32 GB: Qwen 3 30B-A3B (127.4 tok/s, 16.1 GB) is the best overall pick, offering 30B-class quality at blazing speed. 64 GB: Llama 3.3 70B (12.6 tok/s, 37.1 GB) provides the strongest quality, while Qwen 3 30B-A3B remains the best speed-to-quality ratio. 128 GB: You can run everything, but Qwen 3 30B-A3B is still the daily driver for speed, Llama 3.3 70B for quality, and Devstral 24B (39.3 tok/s, 12.6 GB) for coding. The sweet spot for most users is the 64 GB configuration with the 40-core GPU.

Recommendations

Summary of what to buy, what to run, and what to skip.

Hardware

  • Best value: 64 GB + 40-core GPU. Runs 70B dense, all MoE models, at full 614 GB/s.
  • Max headroom: 128 GB + 40-core.

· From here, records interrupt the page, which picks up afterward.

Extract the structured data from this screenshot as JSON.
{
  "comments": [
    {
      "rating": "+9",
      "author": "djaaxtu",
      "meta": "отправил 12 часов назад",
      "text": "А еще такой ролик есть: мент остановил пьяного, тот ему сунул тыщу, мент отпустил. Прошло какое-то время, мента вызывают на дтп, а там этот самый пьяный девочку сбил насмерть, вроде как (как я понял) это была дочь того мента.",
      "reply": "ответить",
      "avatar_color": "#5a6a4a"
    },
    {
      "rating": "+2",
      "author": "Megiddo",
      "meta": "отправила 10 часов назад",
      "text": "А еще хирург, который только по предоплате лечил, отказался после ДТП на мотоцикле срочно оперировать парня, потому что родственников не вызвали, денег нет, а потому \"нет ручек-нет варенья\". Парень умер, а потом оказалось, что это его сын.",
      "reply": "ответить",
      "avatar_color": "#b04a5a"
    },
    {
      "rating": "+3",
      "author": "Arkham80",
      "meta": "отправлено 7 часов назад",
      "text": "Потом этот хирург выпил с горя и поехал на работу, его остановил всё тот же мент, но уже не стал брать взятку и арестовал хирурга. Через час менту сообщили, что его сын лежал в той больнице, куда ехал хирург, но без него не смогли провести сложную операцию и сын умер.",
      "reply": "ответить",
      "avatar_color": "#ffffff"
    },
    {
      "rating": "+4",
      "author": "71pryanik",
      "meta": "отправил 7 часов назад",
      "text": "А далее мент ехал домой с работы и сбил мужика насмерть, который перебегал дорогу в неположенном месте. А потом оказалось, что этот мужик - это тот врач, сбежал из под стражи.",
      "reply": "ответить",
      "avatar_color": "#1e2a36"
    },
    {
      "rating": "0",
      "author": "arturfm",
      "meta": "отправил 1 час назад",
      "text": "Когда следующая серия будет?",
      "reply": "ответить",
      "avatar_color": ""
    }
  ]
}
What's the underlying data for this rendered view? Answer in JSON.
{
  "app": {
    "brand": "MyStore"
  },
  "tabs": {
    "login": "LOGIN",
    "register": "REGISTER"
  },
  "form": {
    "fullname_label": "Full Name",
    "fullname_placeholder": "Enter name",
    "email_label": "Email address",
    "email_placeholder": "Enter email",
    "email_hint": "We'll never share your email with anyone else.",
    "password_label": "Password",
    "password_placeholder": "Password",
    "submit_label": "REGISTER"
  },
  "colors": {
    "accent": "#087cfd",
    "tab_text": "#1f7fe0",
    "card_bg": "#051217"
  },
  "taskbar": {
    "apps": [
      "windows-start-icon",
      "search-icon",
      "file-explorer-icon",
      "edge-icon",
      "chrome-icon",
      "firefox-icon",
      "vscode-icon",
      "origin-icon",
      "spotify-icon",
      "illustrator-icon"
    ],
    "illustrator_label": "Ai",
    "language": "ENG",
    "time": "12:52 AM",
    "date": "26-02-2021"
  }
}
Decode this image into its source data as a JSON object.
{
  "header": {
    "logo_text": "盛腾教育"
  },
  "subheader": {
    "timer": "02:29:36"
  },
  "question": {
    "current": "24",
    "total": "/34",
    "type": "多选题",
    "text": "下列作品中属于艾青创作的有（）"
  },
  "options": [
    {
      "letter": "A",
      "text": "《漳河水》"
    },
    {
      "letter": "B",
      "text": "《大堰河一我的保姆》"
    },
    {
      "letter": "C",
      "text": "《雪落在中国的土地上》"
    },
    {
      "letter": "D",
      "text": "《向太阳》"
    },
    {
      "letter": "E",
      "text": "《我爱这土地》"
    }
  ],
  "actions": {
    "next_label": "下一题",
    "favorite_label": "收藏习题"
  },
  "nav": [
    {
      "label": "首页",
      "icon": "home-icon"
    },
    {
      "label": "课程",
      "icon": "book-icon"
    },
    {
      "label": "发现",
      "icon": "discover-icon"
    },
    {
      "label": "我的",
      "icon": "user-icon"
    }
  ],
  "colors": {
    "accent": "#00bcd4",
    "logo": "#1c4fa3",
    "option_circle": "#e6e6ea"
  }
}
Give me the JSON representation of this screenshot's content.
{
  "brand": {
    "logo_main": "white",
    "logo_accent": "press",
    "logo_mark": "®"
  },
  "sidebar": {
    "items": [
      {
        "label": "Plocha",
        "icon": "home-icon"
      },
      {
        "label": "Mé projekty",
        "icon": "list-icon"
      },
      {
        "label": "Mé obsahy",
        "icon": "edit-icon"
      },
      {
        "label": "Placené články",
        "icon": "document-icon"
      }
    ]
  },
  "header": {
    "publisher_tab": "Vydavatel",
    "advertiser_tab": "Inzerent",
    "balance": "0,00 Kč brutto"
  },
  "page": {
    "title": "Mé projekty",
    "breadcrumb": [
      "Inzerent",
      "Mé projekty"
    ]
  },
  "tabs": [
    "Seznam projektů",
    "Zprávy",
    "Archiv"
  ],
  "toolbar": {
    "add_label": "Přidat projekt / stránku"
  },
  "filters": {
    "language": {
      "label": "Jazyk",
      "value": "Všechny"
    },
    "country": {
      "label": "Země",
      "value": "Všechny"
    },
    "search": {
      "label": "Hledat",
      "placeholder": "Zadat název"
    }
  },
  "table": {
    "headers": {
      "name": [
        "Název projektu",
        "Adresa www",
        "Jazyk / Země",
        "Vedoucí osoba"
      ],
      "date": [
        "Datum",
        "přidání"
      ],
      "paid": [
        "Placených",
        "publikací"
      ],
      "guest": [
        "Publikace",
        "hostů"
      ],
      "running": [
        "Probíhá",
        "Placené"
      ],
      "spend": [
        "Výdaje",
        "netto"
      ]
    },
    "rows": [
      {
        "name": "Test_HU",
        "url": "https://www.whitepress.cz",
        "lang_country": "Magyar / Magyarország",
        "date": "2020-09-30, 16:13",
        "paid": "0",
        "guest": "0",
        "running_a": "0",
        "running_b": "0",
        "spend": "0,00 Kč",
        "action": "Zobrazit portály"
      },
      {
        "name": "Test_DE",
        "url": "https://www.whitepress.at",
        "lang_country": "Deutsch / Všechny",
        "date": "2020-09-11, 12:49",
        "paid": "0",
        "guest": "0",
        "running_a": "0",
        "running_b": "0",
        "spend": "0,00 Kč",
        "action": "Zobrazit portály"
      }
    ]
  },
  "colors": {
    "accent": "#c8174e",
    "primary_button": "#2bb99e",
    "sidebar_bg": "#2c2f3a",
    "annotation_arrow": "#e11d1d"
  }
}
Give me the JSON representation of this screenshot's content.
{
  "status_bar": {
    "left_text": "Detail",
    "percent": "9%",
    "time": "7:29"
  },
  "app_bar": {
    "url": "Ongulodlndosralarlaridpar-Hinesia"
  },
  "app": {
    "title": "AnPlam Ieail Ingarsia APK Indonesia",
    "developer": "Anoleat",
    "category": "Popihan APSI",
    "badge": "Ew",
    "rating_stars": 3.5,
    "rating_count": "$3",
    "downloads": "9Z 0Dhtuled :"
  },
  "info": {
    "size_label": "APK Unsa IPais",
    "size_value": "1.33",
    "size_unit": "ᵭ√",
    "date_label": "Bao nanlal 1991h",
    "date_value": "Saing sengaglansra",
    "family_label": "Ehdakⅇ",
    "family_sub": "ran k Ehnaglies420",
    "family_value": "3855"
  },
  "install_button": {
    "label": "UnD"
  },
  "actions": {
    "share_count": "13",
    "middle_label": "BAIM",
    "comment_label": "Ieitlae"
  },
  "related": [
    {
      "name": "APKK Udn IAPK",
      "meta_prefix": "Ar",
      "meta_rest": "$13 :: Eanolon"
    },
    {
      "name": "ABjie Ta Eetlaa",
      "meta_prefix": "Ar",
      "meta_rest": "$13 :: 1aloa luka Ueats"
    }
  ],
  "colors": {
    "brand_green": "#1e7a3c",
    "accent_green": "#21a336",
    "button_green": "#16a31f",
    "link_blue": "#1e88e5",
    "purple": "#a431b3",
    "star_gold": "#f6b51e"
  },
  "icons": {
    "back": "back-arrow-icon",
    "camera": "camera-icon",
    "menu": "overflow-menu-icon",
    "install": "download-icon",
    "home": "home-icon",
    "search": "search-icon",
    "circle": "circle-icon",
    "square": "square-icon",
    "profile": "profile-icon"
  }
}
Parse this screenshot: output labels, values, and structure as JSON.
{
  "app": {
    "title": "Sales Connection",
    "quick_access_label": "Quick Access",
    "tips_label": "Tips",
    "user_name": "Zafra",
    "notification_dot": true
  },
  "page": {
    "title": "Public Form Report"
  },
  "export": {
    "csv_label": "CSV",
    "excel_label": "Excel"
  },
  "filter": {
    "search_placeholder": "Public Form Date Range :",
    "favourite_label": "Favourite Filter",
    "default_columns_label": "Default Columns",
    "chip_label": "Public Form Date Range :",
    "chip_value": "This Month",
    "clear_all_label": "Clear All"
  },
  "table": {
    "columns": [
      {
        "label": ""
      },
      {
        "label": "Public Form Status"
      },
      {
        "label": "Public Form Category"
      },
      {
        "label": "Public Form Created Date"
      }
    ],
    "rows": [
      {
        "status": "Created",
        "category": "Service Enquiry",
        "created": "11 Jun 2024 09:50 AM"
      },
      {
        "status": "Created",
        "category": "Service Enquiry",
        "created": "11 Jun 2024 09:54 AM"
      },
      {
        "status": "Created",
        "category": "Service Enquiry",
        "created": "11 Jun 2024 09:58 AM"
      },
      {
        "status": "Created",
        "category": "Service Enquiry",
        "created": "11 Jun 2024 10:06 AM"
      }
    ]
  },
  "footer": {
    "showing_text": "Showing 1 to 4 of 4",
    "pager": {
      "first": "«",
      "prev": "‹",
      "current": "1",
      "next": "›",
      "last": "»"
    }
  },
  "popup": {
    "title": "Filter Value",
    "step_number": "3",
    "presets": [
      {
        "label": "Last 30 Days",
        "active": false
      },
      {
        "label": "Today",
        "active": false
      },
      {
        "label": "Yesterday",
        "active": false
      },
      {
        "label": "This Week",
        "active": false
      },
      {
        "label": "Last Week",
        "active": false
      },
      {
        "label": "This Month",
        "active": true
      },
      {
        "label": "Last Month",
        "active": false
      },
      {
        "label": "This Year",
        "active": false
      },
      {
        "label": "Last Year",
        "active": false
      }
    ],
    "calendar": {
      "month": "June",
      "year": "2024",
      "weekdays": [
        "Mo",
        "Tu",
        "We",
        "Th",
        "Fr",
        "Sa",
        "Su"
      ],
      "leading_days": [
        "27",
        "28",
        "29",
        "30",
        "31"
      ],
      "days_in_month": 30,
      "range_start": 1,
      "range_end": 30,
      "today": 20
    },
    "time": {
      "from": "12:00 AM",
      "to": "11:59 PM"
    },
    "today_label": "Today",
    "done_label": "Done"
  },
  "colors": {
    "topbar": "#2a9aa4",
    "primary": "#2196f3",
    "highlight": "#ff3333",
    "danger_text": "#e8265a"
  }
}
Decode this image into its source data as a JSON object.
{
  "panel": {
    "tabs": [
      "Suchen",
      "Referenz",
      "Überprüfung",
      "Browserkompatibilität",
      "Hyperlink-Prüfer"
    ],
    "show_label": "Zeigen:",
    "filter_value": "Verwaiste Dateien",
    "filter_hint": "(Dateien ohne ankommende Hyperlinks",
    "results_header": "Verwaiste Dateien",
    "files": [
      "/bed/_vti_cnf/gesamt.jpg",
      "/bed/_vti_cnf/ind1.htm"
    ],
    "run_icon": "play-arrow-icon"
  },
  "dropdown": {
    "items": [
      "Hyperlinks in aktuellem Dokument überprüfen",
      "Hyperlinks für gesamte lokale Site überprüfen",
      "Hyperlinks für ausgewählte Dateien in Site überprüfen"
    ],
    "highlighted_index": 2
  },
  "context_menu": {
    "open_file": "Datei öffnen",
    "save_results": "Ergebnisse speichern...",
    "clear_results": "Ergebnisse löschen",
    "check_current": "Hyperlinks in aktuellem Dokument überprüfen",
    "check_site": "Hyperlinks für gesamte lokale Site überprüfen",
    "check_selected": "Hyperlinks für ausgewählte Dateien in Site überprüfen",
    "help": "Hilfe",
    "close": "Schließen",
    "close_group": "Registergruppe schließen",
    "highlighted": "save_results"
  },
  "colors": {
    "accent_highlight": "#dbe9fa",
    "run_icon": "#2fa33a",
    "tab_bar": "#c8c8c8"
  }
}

Multi-model, 70B Q8, frontier 235B MoE.
  • Avoid: 32-core GPU if inference speed matters. 25% less bandwidth, same price tier.

Software

  • Use mlx-lm on M5 Max. Skip Ollama until Metal 4 shaders are fixed.
  • mlx_lm.server exposes an OpenAI-compatible API for integration with existing tools.
  • Models: mlx-community/* on HuggingFace. Q4 variants for speed, Q8 if RAM allows.

Model Picks

  • Daily driver: Qwen 3 30B-A3B — 127 tok/s, 16.1 GB. Best speed-to-quality ratio.
  • Coding: Devstral 24B — 39 tok/s, 12.6 GB. Purpose-built for code gen.
  • Max quality: Llama 3.3 70B — 12.6 tok/s, 37.1 GB. Needs 64 GB+.
  • Fast vision: Gemma 3 4B VLM — 179 tok/s, 2.4 GB. OCR/doc analysis.
  • Lightweight: Qwen 3 8B — 105 tok/s, 4.4 GB. Fits everywhere.